The area of the face (forehead and nose) to be augmented was marked. With the help of 22 gauge intravenous cannula fitted over syringe containing the fat graft, the fat was injected in a linear fashion and over correction was carried out to cater for subsequent fat resorption. A total of 15 cc of fat was injected in the forehead area and remaining 5 cc in the lateral side of nose. The patient was kept under observation for three days and was given parenteral antibiotics and local dressings. Later the patient was kept on regular follow- up on OPD basis [Figure - 1]b.

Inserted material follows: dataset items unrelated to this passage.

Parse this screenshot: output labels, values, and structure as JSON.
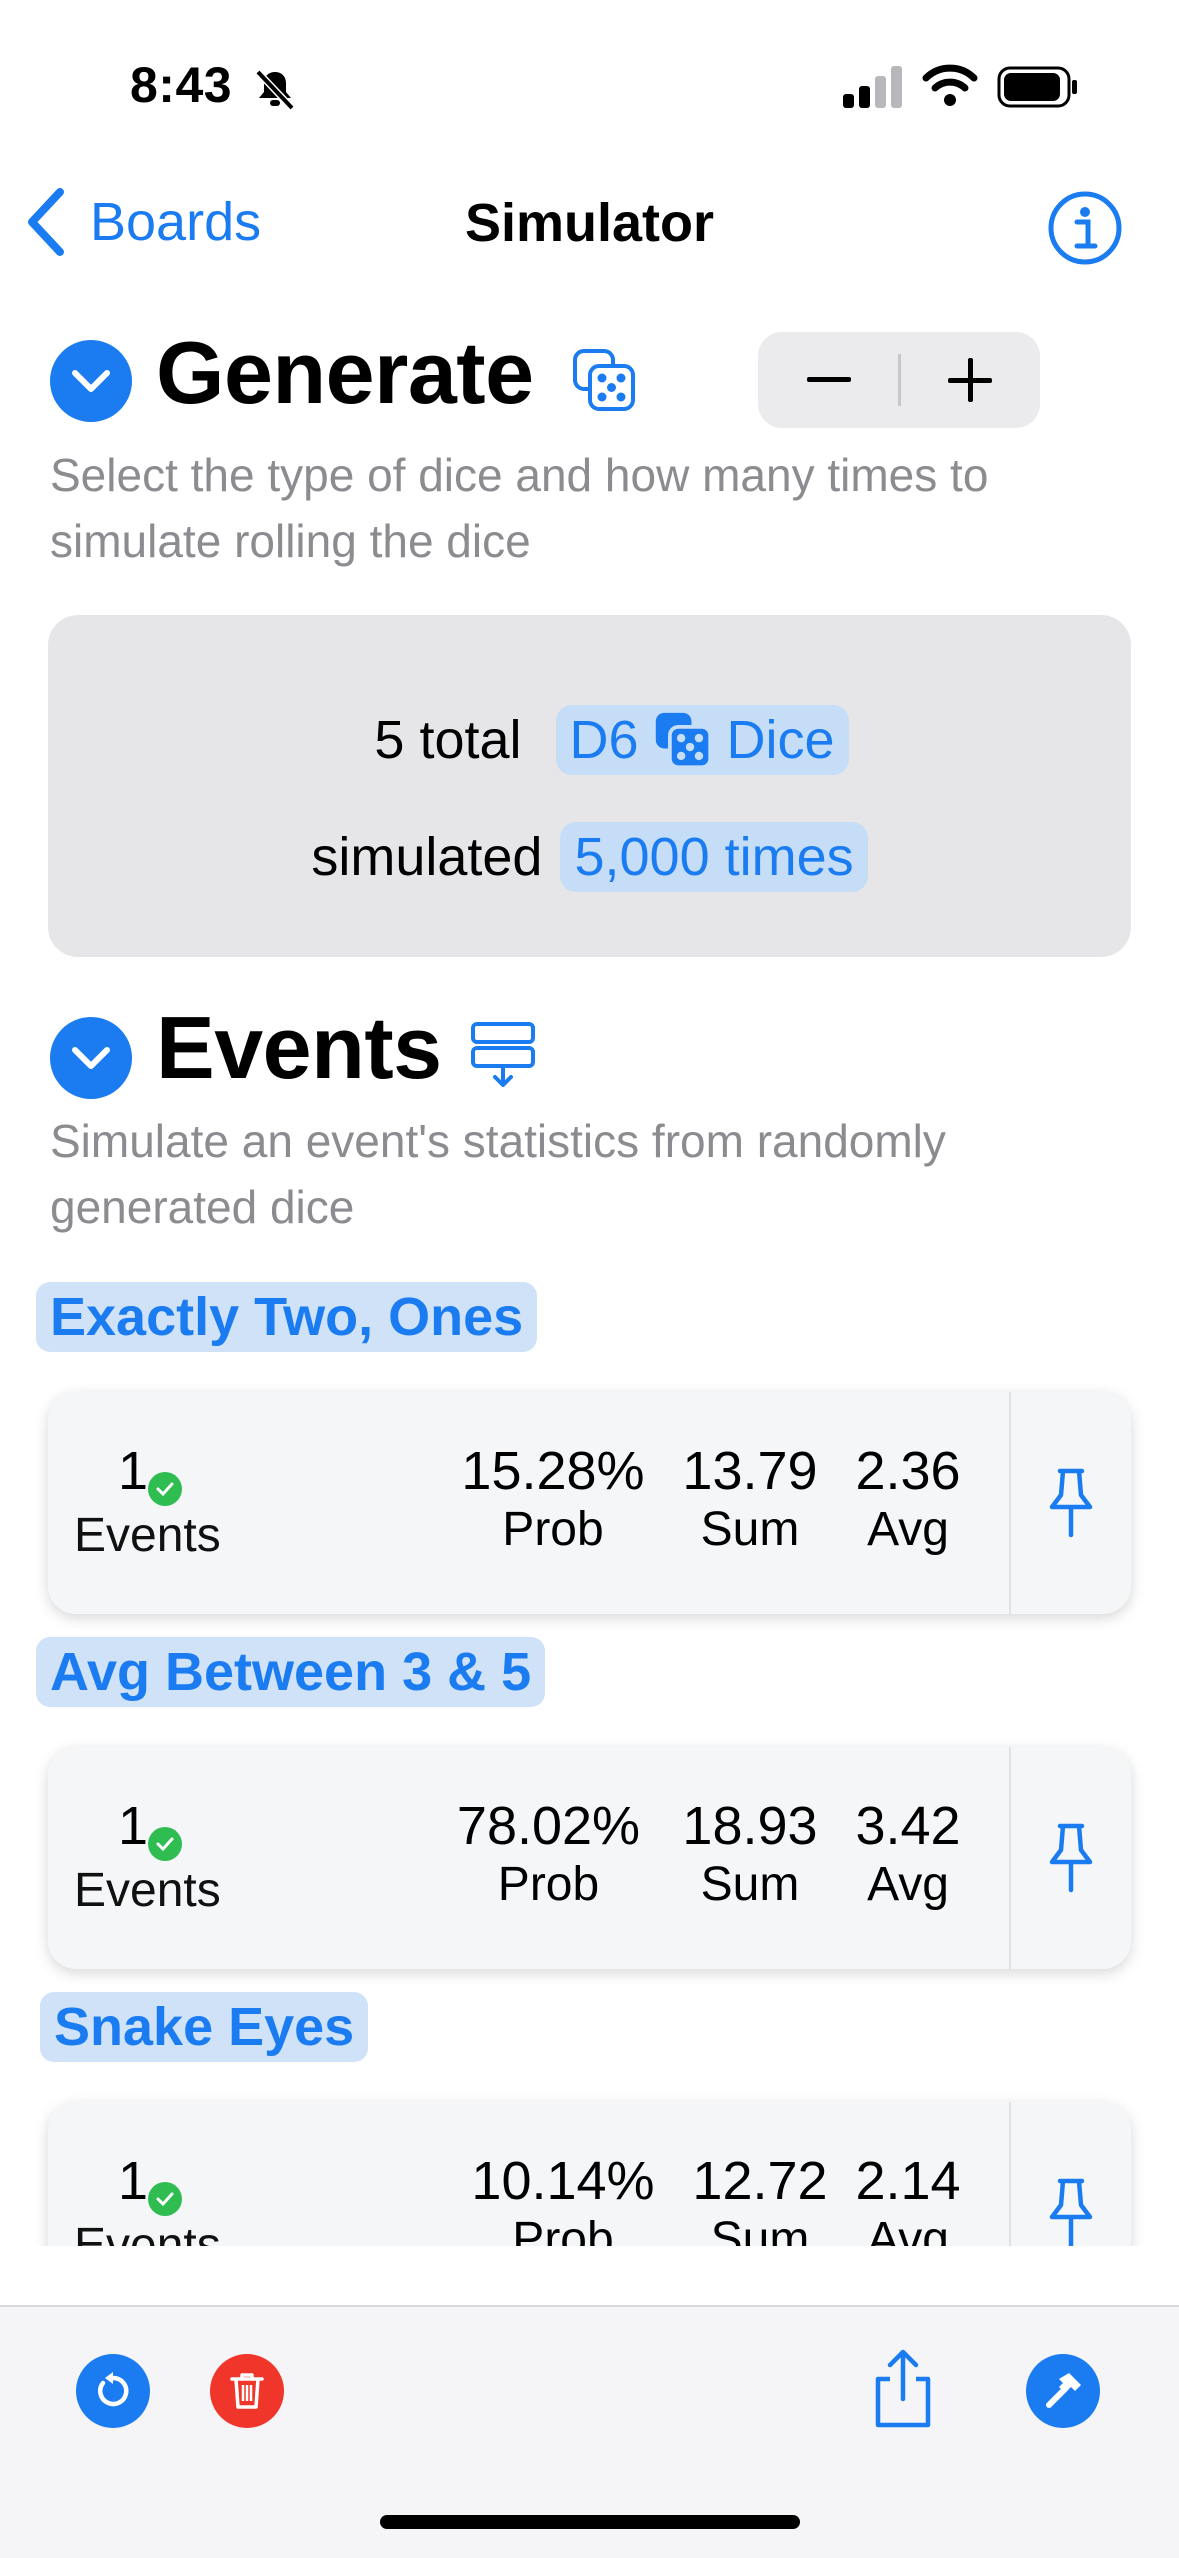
{
  "status_bar": {
    "time": "8:43"
  },
  "nav": {
    "back_label": "Boards",
    "title": "Simulator"
  },
  "generate": {
    "title": "Generate",
    "description": "Select the type of dice and how many times to simulate rolling the dice",
    "count_text": "5 total",
    "dice_type": "D6",
    "dice_label": "Dice",
    "simulated_text": "simulated",
    "times_text": "5,000 times"
  },
  "events_section": {
    "title": "Events",
    "description": "Simulate an event's statistics from randomly generated dice",
    "count_label": "Events",
    "prob_label": "Prob",
    "sum_label": "Sum",
    "avg_label": "Avg",
    "items": [
      {
        "name": "Exactly Two, Ones",
        "count": "1",
        "prob": "15.28%",
        "sum": "13.79",
        "avg": "2.36"
      },
      {
        "name": "Avg Between 3 & 5",
        "count": "1",
        "prob": "78.02%",
        "sum": "18.93",
        "avg": "3.42"
      },
      {
        "name": "Snake Eyes",
        "count": "1",
        "prob": "10.14%",
        "sum": "12.72",
        "avg": "2.14"
      }
    ]
  },
  "colors": {
    "accent": "#1a7cf0",
    "destructive": "#f0352b",
    "success": "#2fbd51"
  }
}
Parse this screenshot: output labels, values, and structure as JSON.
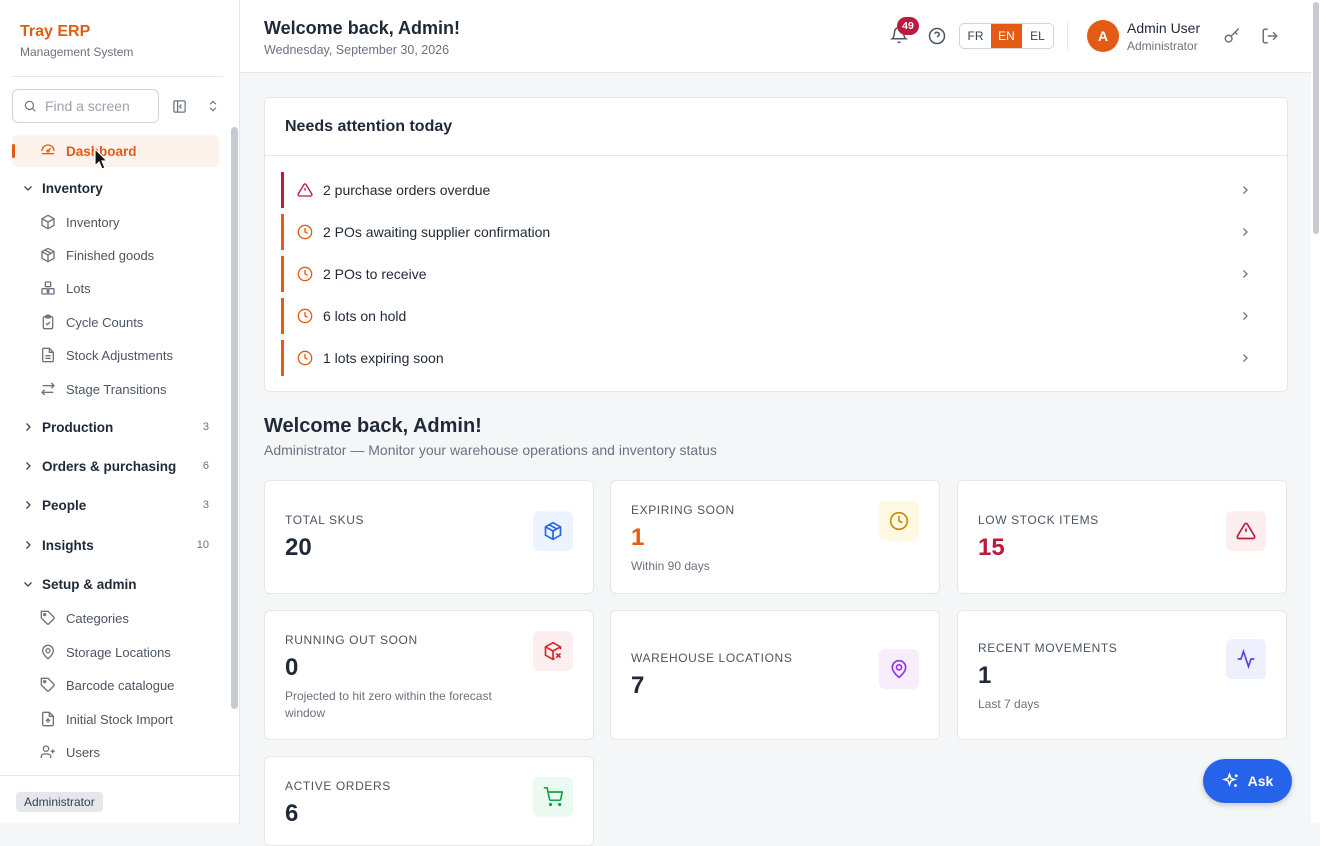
{
  "brand": {
    "title": "Tray ERP",
    "subtitle": "Management System"
  },
  "search": {
    "placeholder": "Find a screen"
  },
  "sidebar": {
    "active": "Dashboard",
    "inventory_group": {
      "label": "Inventory",
      "items": [
        "Inventory",
        "Finished goods",
        "Lots",
        "Cycle Counts",
        "Stock Adjustments",
        "Stage Transitions"
      ]
    },
    "groups": [
      {
        "label": "Production",
        "count": "3"
      },
      {
        "label": "Orders & purchasing",
        "count": "6"
      },
      {
        "label": "People",
        "count": "3"
      },
      {
        "label": "Insights",
        "count": "10"
      }
    ],
    "setup_group": {
      "label": "Setup & admin",
      "items": [
        "Categories",
        "Storage Locations",
        "Barcode catalogue",
        "Initial Stock Import",
        "Users"
      ]
    },
    "footer_role": "Administrator"
  },
  "header": {
    "title": "Welcome back, Admin!",
    "date": "Wednesday, September 30, 2026",
    "notifications": "49",
    "languages": [
      "FR",
      "EN",
      "EL"
    ],
    "active_language": "EN",
    "avatar_initial": "A",
    "user_name": "Admin User",
    "user_role": "Administrator"
  },
  "attention": {
    "title": "Needs attention today",
    "items": [
      {
        "text": "2 purchase orders overdue",
        "level": "danger"
      },
      {
        "text": "2 POs awaiting supplier confirmation",
        "level": "warning"
      },
      {
        "text": "2 POs to receive",
        "level": "warning"
      },
      {
        "text": "6 lots on hold",
        "level": "warning"
      },
      {
        "text": "1 lots expiring soon",
        "level": "warning"
      }
    ]
  },
  "welcome": {
    "title": "Welcome back, Admin!",
    "subtitle": "Administrator — Monitor your warehouse operations and inventory status"
  },
  "stats": [
    {
      "label": "TOTAL SKUS",
      "value": "20",
      "note": "",
      "icon": "box-icon",
      "accent": "#2563eb"
    },
    {
      "label": "EXPIRING SOON",
      "value": "1",
      "note": "Within 90 days",
      "icon": "clock-icon",
      "accent": "#ca8a04"
    },
    {
      "label": "LOW STOCK ITEMS",
      "value": "15",
      "note": "",
      "icon": "warning-icon",
      "accent": "#b91c3c"
    },
    {
      "label": "RUNNING OUT SOON",
      "value": "0",
      "note": "Projected to hit zero within the forecast window",
      "icon": "package-x-icon",
      "accent": "#dc2626"
    },
    {
      "label": "WAREHOUSE LOCATIONS",
      "value": "7",
      "note": "",
      "icon": "map-pin-icon",
      "accent": "#9333ea"
    },
    {
      "label": "RECENT MOVEMENTS",
      "value": "1",
      "note": "Last 7 days",
      "icon": "activity-icon",
      "accent": "#4f46e5"
    },
    {
      "label": "ACTIVE ORDERS",
      "value": "6",
      "note": "",
      "icon": "cart-icon",
      "accent": "#16a34a"
    }
  ],
  "ask_button": "Ask"
}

Progressive facial hemiatrophy (PFH) or "Parry-Romberg syndrome" is a rare disorder, characterized by progressive atrophy, affecting the skin, soft tissues, muscles and underlying bony structures occupying one or more trigeminal dermatomes over one side of face.  The disorder is more common in females and begins in first or second decade of life. The progression of atrophy lasts for two to ten years and then tends to stabilize.  The range of severity differs from only aesthetic disfigurement to severe cases with atrophy and neurological abnormalities. ,
The relationship between PFH and linear localised scleroderma (LSc) "en coup de sabre" is not clearly understood. However, Orozco-Covarrubias et al, pointed out that in most cases it is possible to differentiate between them. They found that the most important differentiating clinical feature was ′skin pliability′ (seen in our case), presence of which favoured diagnosis of PFH. Statistically significant histopathological features were connective tissue fibrosis, adnexal atrophy and mononuclear cell infiltrate (superficial and deep), favouring a diagnosis of LSc ′en coup de sabre′.
Restoration of the facial contour is the main challenge in management of PFH. Several alternatives suggested to correct the defects of the face are dermal fat grafts, cartilage grafts, liquid silicone, hyaluronic acid, poey-L-lactic acid.  Autologous fat graft has been considered as an ideal filler , for soft-tissue augmentation because it is readily available, biocompatible, inexpensive, and can be harvested repeatedly, with minimal trauma to the donor and recipient sites. Synthetic materials have a risk of local inflammatory reaction, extrusion, pigmentation and scars besides being expensive. 
Since the advent of dermatosurgery it has become important for dermatologists to acquire skills to carry out such procedures. Plastic surgeons routinely carry out fat transfer by using sophisticated instruments, but we have overcome that drawback by using very simple ones. We report this case for stressing the role of dermatological surgery in relieving the serious aesthetic damage to patients suffering from this syndrome.